Transient expression by infiltrating Nicotiana benthamiana leaves with Agrobacterium tumefaciens carrying genes of interest is used in plant science and molecular pharming. Transgenic plants are generally used to obtain recombinant proteins or identify the localization of proteins. However, substantial time is required to generate transgenic plants, and the yield of the expressed protein is relatively low. Transient expression systems with virus-based vectors have the advantage of rapid and high-level expression of the recombinant proteins. The replication system of plant viruses results in high-level expression of foreign proteins within a few days.
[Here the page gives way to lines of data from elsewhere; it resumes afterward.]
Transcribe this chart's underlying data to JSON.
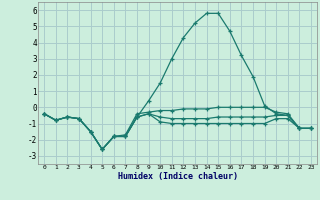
{
  "xlabel": "Humidex (Indice chaleur)",
  "x": [
    0,
    1,
    2,
    3,
    4,
    5,
    6,
    7,
    8,
    9,
    10,
    11,
    12,
    13,
    14,
    15,
    16,
    17,
    18,
    19,
    20,
    21,
    22,
    23
  ],
  "line_main": [
    -0.4,
    -0.8,
    -0.6,
    -0.7,
    -1.5,
    -2.6,
    -1.8,
    -1.8,
    -0.6,
    0.4,
    1.5,
    3.0,
    4.3,
    5.2,
    5.8,
    5.8,
    4.7,
    3.2,
    1.9,
    0.1,
    -0.4,
    -0.5,
    -1.3,
    -1.3
  ],
  "line_flat1": [
    -0.4,
    -0.8,
    -0.6,
    -0.7,
    -1.5,
    -2.6,
    -1.8,
    -1.7,
    -0.4,
    -0.3,
    -0.2,
    -0.2,
    -0.1,
    -0.1,
    -0.1,
    -0.0,
    -0.0,
    0.0,
    0.0,
    0.0,
    -0.3,
    -0.4,
    -1.3,
    -1.3
  ],
  "line_flat2": [
    -0.4,
    -0.8,
    -0.6,
    -0.7,
    -1.5,
    -2.6,
    -1.8,
    -1.8,
    -0.6,
    -0.4,
    -0.6,
    -0.7,
    -0.7,
    -0.7,
    -0.7,
    -0.6,
    -0.6,
    -0.6,
    -0.6,
    -0.6,
    -0.5,
    -0.5,
    -1.3,
    -1.3
  ],
  "line_flat3": [
    -0.4,
    -0.8,
    -0.6,
    -0.7,
    -1.5,
    -2.6,
    -1.8,
    -1.8,
    -0.6,
    -0.4,
    -0.9,
    -1.0,
    -1.0,
    -1.0,
    -1.0,
    -1.0,
    -1.0,
    -1.0,
    -1.0,
    -1.0,
    -0.7,
    -0.7,
    -1.3,
    -1.3
  ],
  "color": "#1a7a6e",
  "bg_color": "#cceedd",
  "grid_color": "#aacccc",
  "ylim": [
    -3.5,
    6.5
  ],
  "xlim": [
    -0.5,
    23.5
  ],
  "yticks": [
    -3,
    -2,
    -1,
    0,
    1,
    2,
    3,
    4,
    5,
    6
  ],
  "xticks": [
    0,
    1,
    2,
    3,
    4,
    5,
    6,
    7,
    8,
    9,
    10,
    11,
    12,
    13,
    14,
    15,
    16,
    17,
    18,
    19,
    20,
    21,
    22,
    23
  ]
}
Thus, plant virus expression vectors are alluring. The plant systems used for transient expression include protoplasts, calluses, suspension cultures of plant cells, intact plants, as well as isolated plant organs or specialized plant tissues. With the development of protein expression techniques, a simple method has been developed, protein expression yield in human embryonic kidney (HEK)-293 cells can be enhanced with a brief treatment of DMSO solution.
By transiently expressing genes of interest, we can investigate their roles in biological processes without the need for stable transformation, and can rapidly assess of gene function in a high-throughput manner, enabling more efficient functional genomic studies. As a result, maximize the expression efficiency to achieve a higher expression yield.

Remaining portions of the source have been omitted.